Recently McAnena and 'Keefe published a retrospective study in order to report the visual, refractive, and tomographic outcomes of corneal collagen crosslinking (CXL) in paediatric patients with keratoconus . They demonstrated that CXL effectively stabilized uncorrected visual acuity, refractive indices, and keratometry values at 1 year, while improving best-corrected visual acuity.
A summary of the studies is depicted in (Table 1).

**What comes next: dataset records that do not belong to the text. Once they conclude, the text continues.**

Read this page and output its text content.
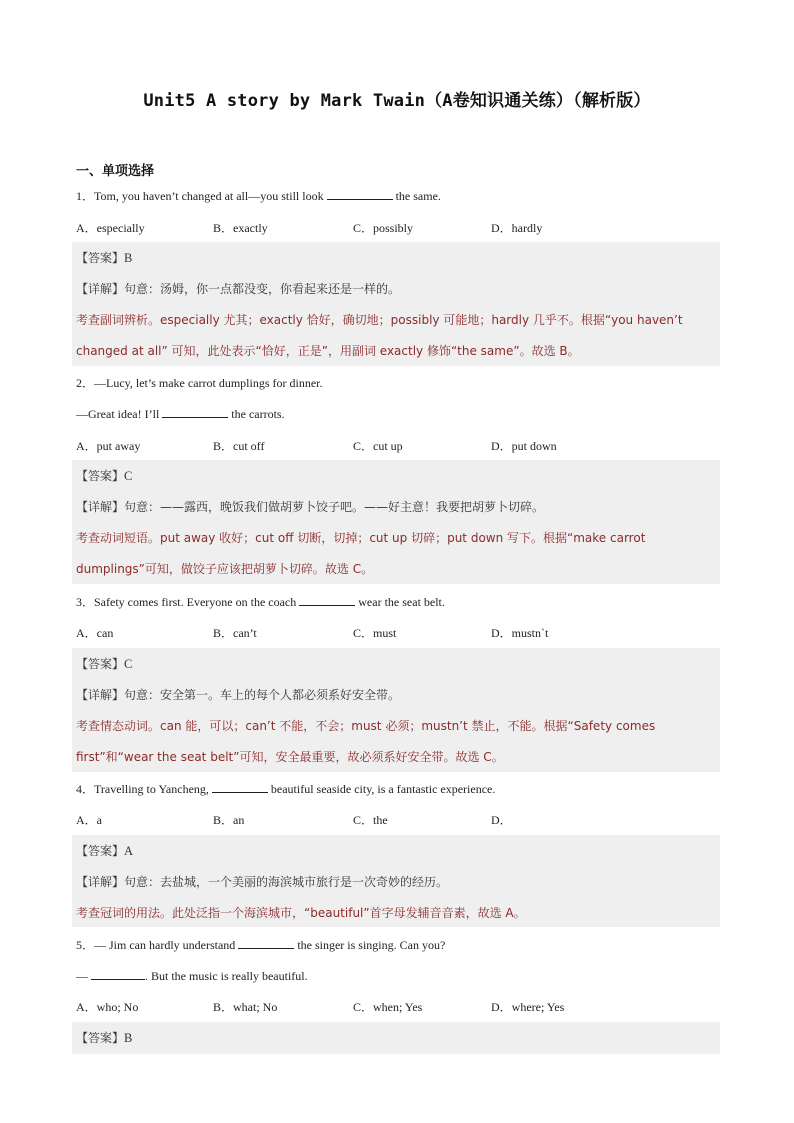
Unit5 A story by Mark Twain（A卷知识通关练）（解析版）
一、单项选择
1．Tom, you haven’t changed at all—you still look	the same.
A．especially	B．exactly	C．possibly	D．hardly
【答案】B
【详解】句意：汤姆，你一点都没变，你看起来还是一样的。
考查副词辨析。especially 尤其；exactly 恰好，确切地；possibly 可能地；hardly 几乎不。根据“you haven’t
changed at all” 可知，此处表示“恰好，正是”，用副词 exactly 修饰“the same”。故选 B。
2．—Lucy, let’s make carrot dumplings for dinner.
—Great idea! I’ll	the carrots.
A．put away	B．cut off	C．cut up	D．put down
【答案】C
【详解】句意：——露西，晚饭我们做胡萝卜饺子吧。——好主意！我要把胡萝卜切碎。
考查动词短语。put away 收好；cut off 切断，切掉；cut up 切碎；put down 写下。根据“make carrot
dumplings”可知，做饺子应该把胡萝卜切碎。故选 C。
3．Safety comes first. Everyone on the coach	wear the seat belt.
A．can	B．can’t	C．must	D．mustn`t
【答案】C
【详解】句意：安全第一。车上的每个人都必须系好安全带。
考查情态动词。can 能，可以；can’t 不能，不会；must 必须；mustn’t 禁止，不能。根据“Safety comes
first”和“wear the seat belt”可知，安全最重要，故必须系好安全带。故选 C。
4．Travelling to Yancheng,	beautiful seaside city, is a fantastic experience.
A．a	B．an	C．the	D．
【答案】A
【详解】句意：去盐城，一个美丽的海滨城市旅行是一次奇妙的经历。
考查冠词的用法。此处泛指一个海滨城市，“beautiful”首字母发辅音音素，故选 A。
5．— Jim can hardly understand	the singer is singing. Can you?
—	. But the music is really beautiful.
A．who; No	B．what; No	C．when; Yes	D．where; Yes
【答案】B
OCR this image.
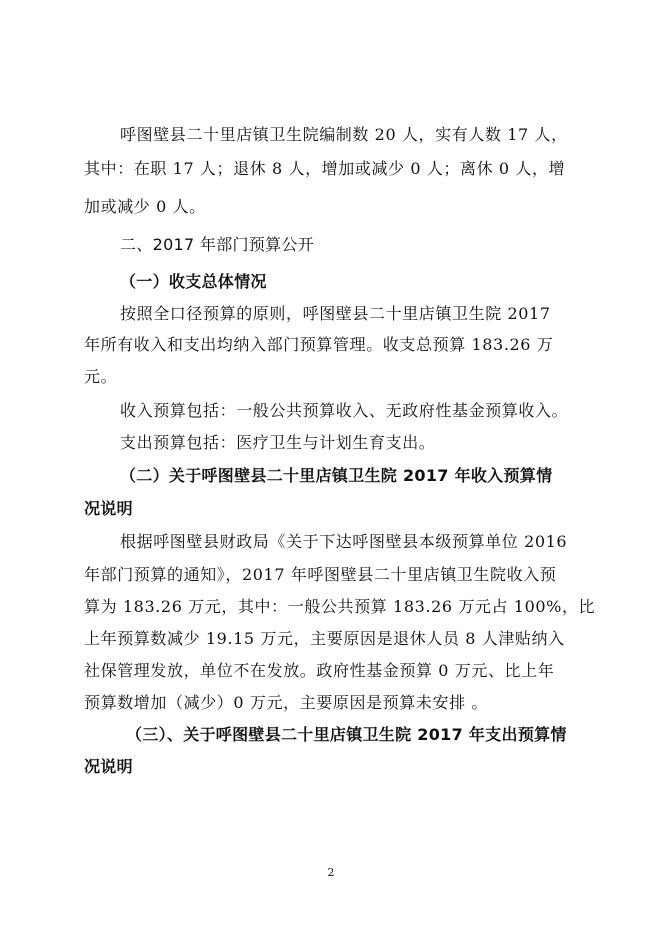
呼图壁县二十里店镇卫生院编制数 20 人，实有人数 17 人，
其中：在职 17 人；退休 8 人，增加或减少 0 人；离休 0 人，增
加或减少 0 人。
二、2017 年部门预算公开
（一）收支总体情况
按照全口径预算的原则，呼图壁县二十里店镇卫生院 2017
年所有收入和支出均纳入部门预算管理。收支总预算 183.26 万
元。
收入预算包括：一般公共预算收入、无政府性基金预算收入。
支出预算包括：医疗卫生与计划生育支出。
（二）关于呼图壁县二十里店镇卫生院 2017 年收入预算情
况说明
根据呼图壁县财政局《关于下达呼图壁县本级预算单位 2016
年部门预算的通知》，2017 年呼图壁县二十里店镇卫生院收入预
算为 183.26 万元，其中：一般公共预算 183.26 万元占 100%，比
上年预算数减少 19.15 万元，主要原因是退休人员 8 人津贴纳入
社保管理发放，单位不在发放。政府性基金预算 0 万元、比上年
预算数增加（减少）0 万元，主要原因是预算未安排 。
（三）、关于呼图壁县二十里店镇卫生院 2017 年支出预算情
况说明
2
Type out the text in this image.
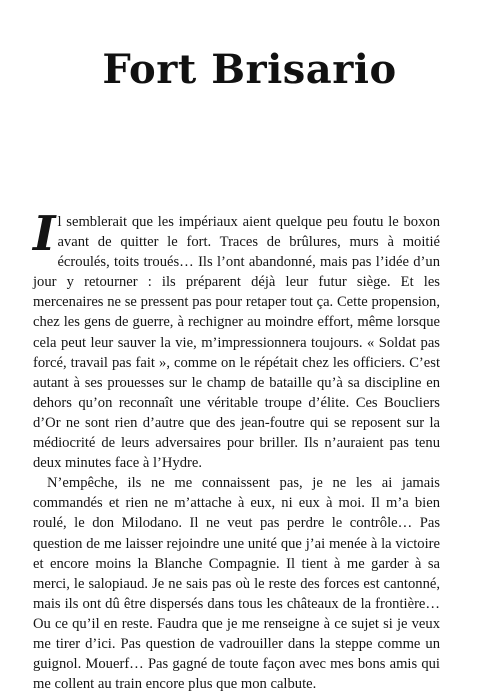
Fort Brisario

Il semblerait que les impériaux aient quelque peu foutu le boxon avant de quitter le fort. Traces de brûlures, murs à moitié écroulés, toits troués… Ils l’ont abandonné, mais pas l’idée d’un jour y retourner : ils préparent déjà leur futur siège. Et les mercenaires ne se pressent pas pour retaper tout ça. Cette propension, chez les gens de guerre, à rechigner au moindre effort, même lorsque cela peut leur sauver la vie, m’impressionnera toujours. « Soldat pas forcé, travail pas fait », comme on le répétait chez les officiers. C’est autant à ses prouesses sur le champ de bataille qu’à sa discipline en dehors qu’on reconnaît une véritable troupe d’élite. Ces Boucliers d’Or ne sont rien d’autre que des jean-foutre qui se reposent sur la médiocrité de leurs adversaires pour briller. Ils n’auraient pas tenu deux minutes face à l’Hydre.

N’empêche, ils ne me connaissent pas, je ne les ai jamais commandés et rien ne m’attache à eux, ni eux à moi. Il m’a bien roulé, le don Milodano. Il ne veut pas perdre le contrôle… Pas question de me laisser rejoindre une unité que j’ai menée à la victoire et encore moins la Blanche Compagnie. Il tient à me garder à sa merci, le salopiaud. Je ne sais pas où le reste des forces est cantonné, mais ils ont dû être dispersés dans tous les châteaux de la frontière… Ou ce qu’il en reste. Faudra que je me renseigne à ce sujet si je veux me tirer d’ici. Pas question de vadrouiller dans la steppe comme un guignol. Mouerf… Pas gagné de toute façon avec mes bons amis qui me collent au train encore plus que mon calbute.
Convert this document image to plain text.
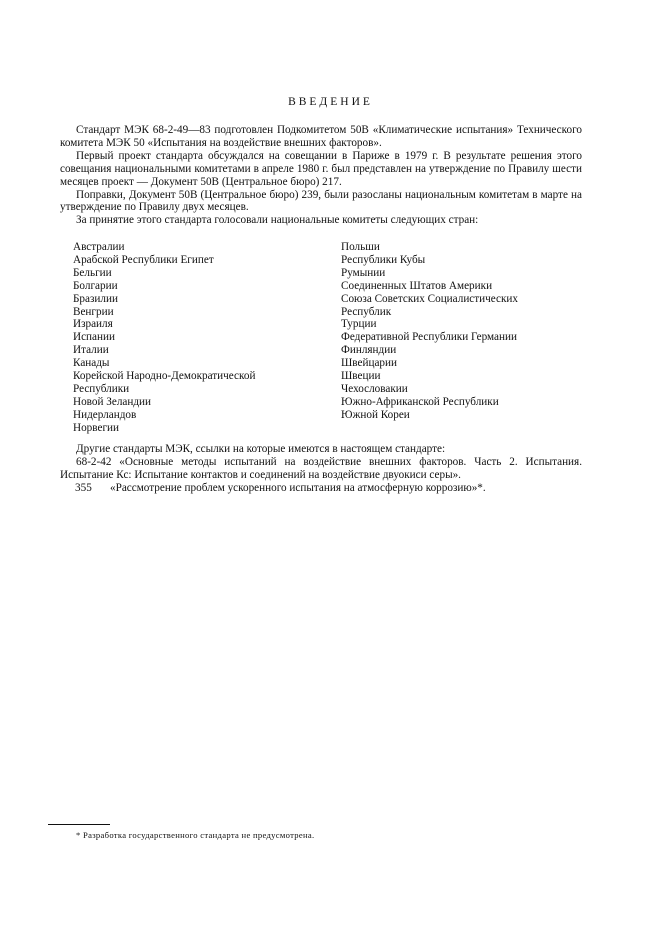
ВВЕДЕНИЕ

Стандарт МЭК 68-2-49—83 подготовлен Подкомитетом 50В «Климатические испытания» Технического комитета МЭК 50 «Испытания на воздействие внешних факторов».

Первый проект стандарта обсуждался на совещании в Париже в 1979 г. В результате решения этого совещания национальными комитетами в апреле 1980 г. был представлен на утверждение по Правилу шести месяцев проект — Документ 50В (Центральное бюро) 217.

Поправки, Документ 50В (Центральное бюро) 239, были разосланы национальным комитетам в марте на утверждение по Правилу двух месяцев.

За принятие этого стандарта голосовали национальные комитеты следующих стран:

Австралии
Арабской Республики Египет
Бельгии
Болгарии
Бразилии
Венгрии
Израиля
Испании
Италии
Канады
Корейской Народно-Демократической
Республики
Новой Зеландии
Нидерландов
Норвегии
Польши
Республики Кубы
Румынии
Соединенных Штатов Америки
Союза Советских Социалистических
Республик
Турции
Федеративной Республики Германии
Финляндии
Швейцарии
Швеции
Чехословакии
Южно-Африканской Республики
Южной Кореи

Другие стандарты МЭК, ссылки на которые имеются в настоящем стандарте:

68-2-42 «Основные методы испытаний на воздействие внешних факторов. Часть 2. Испытания. Испытание Кс: Испытание контактов и соединений на воздействие двуокиси серы».

355	«Рассмотрение проблем ускоренного испытания на атмосферную коррозию»*.
* Разработка государственного стандарта не предусмотрена.
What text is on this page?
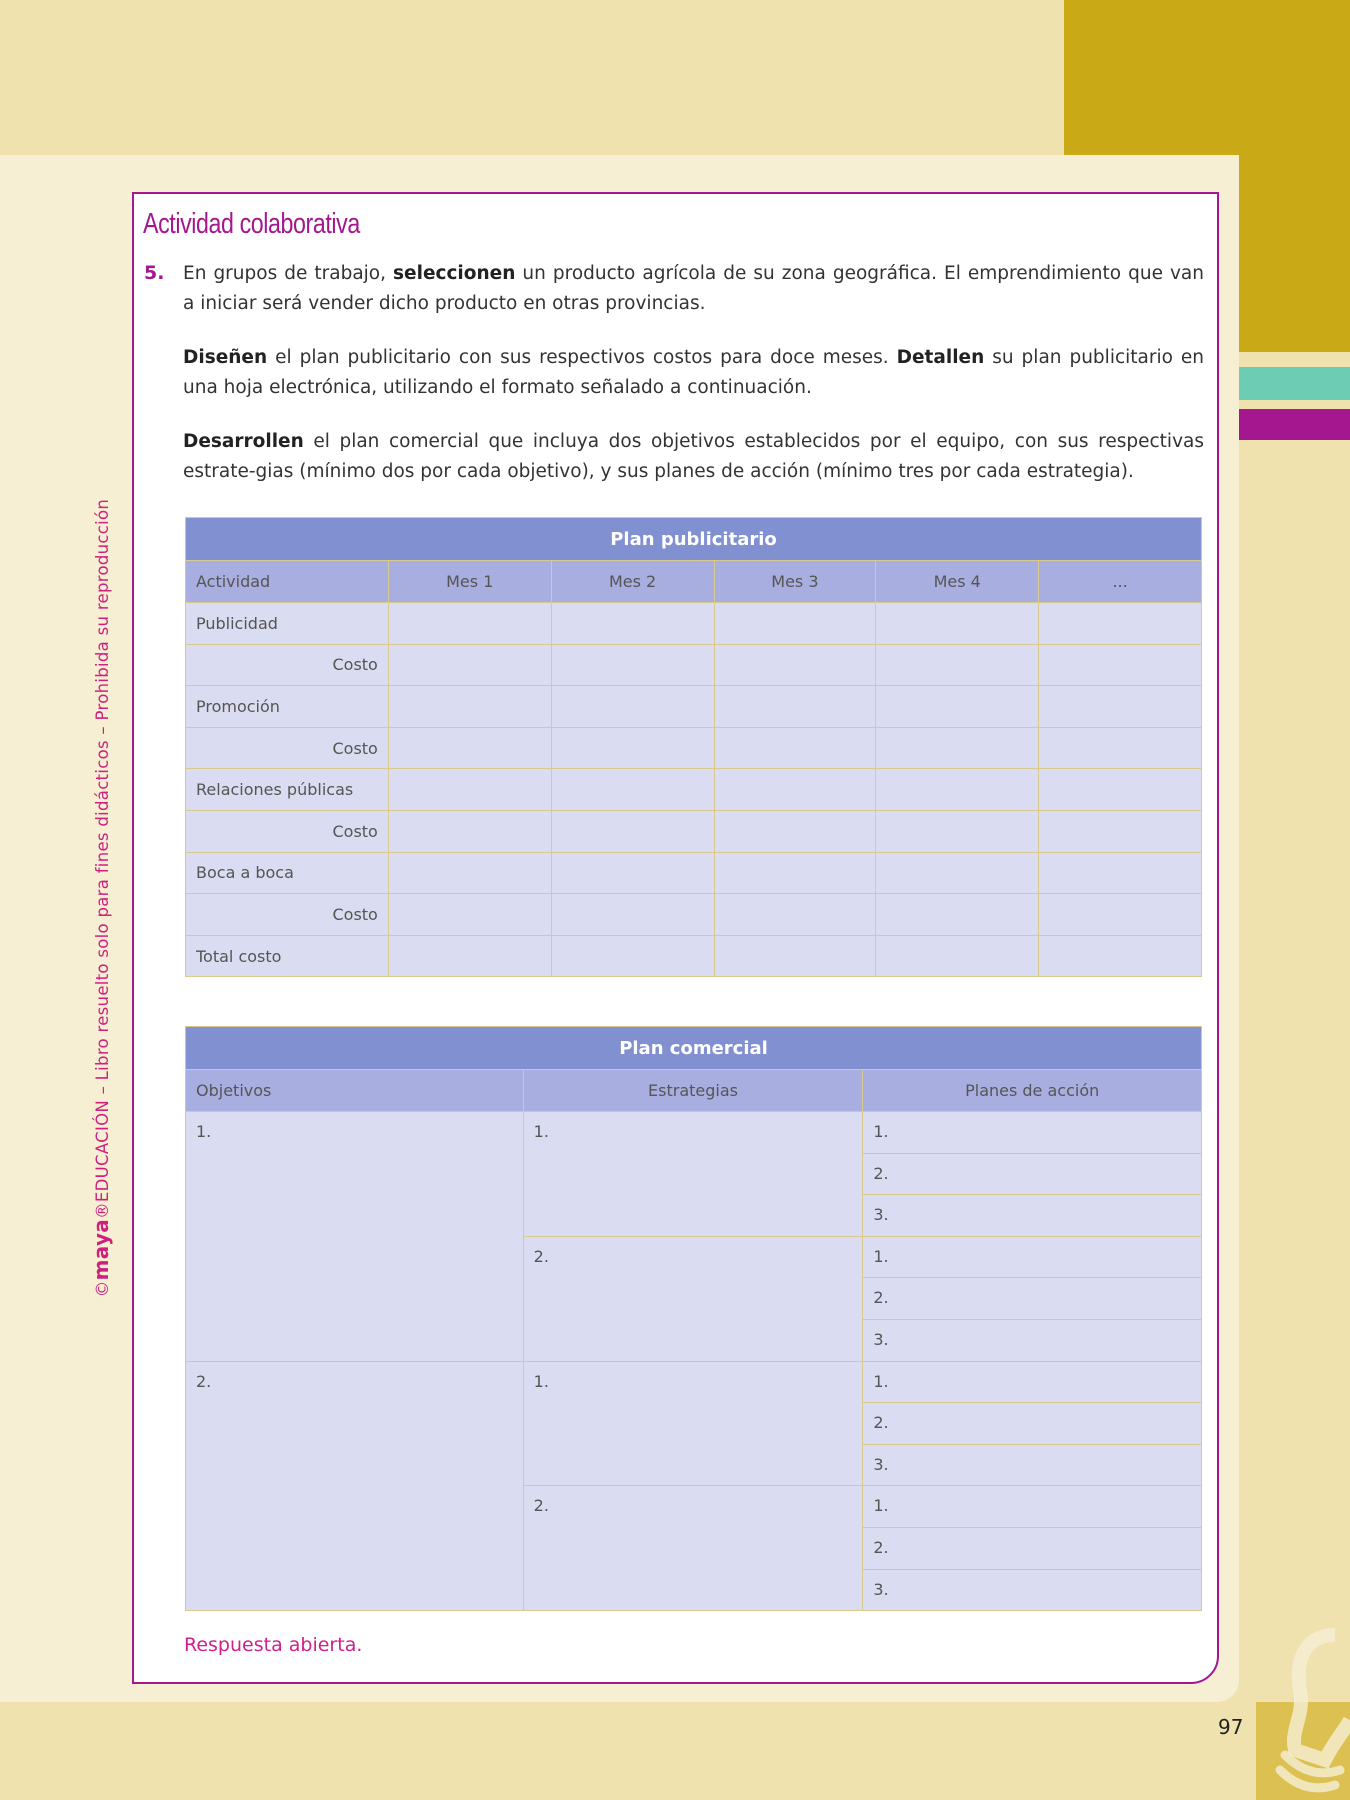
©maya®EDUCACIÓN – Libro resuelto solo para fines didácticos – Prohibida su reproducción
Actividad colaborativa
5. En grupos de trabajo, seleccionen un producto agrícola de su zona geográfica. El emprendimiento que van a iniciar será vender dicho producto en otras provincias.
Diseñen el plan publicitario con sus respectivos costos para doce meses. Detallen su plan publicitario en una hoja electrónica, utilizando el formato señalado a continuación.
Desarrollen el plan comercial que incluya dos objetivos establecidos por el equipo, con sus respectivas estrate-gias (mínimo dos por cada objetivo), y sus planes de acción (mínimo tres por cada estrategia).
Plan publicitario					
Actividad	Mes 1	Mes 2	Mes 3	Mes 4	...
Publicidad					
Costo					
Promoción					
Costo					
Relaciones públicas					
Costo					
Boca a boca					
Costo					
Total costo					
Plan comercial		
Objetivos	Estrategias	Planes de acción
1.	1.	1.
		2.
		3.
	2.	1.
		2.
		3.
2.	1.	1.
		2.
		3.
	2.	1.
		2.
		3.
Respuesta abierta.
97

|Arora et al.||15||10-15||Prospective||12 months||Standard||Improvement|
|Vinciguerra et al.||40||9-18||Prospective||24 months||Standard||Improvement|
|Caporrossi et al.||152||10-18||Prospective||36 months||Standard||Improvement|
|Chatzis et al.||42||9-19||Retrospective||36 months||Standard||Initial improvement, late progression|
|Zotta et al.||4||11-16||Retrospective||36 months||Standard||Improvement or stabilization|
|Magli et al.||29||12-18||Retrospective||12 months||Epi-on and Epi-off||Improvement for both groups|
|Buzzonetti and Petrocelli||13||8-18||Prospective||18 months||Epi-on||Progression|
|Salman||22||13-18||Prospective||12.05 months (mean)||Epi-on||Improvement|
|McAnena and O'Keefe||14||13-18||Petrospective||12 months||Standard||Stabilization|
Keratoconus presents a higher rate and faster progression in paediatric patients and for this reason prompt and effective treatment is essential. Despite limited evidence in paediatric patients, CXL may be considered in the management of progressive paediatric keratoconus when comparing the risks of visually significant complications from CXL and the risk of visual loss from accelerated progression of keratoconus in young patients, it is clear that CXL should be offered without waiting for progression. Standard epithelium-off CXL protocol should be applied, as there is no evidence yet that TE – CXL can provide similar efficiency and safety. Parents should be aware of possible adverse effects, short lasting effect and need for re-treatment in cases with aggressive form. Future research should focus on possible different protocols regarding the power and the duration of the technique, and on the timing of the treatment in order to improve long term outcomes and reduce complications. These results are anticipated with great interest.
CONSENT FOR PUBLICATION
CONFLICT OF INTEREST
The authors declare no conflict of interest, financial or otherwise.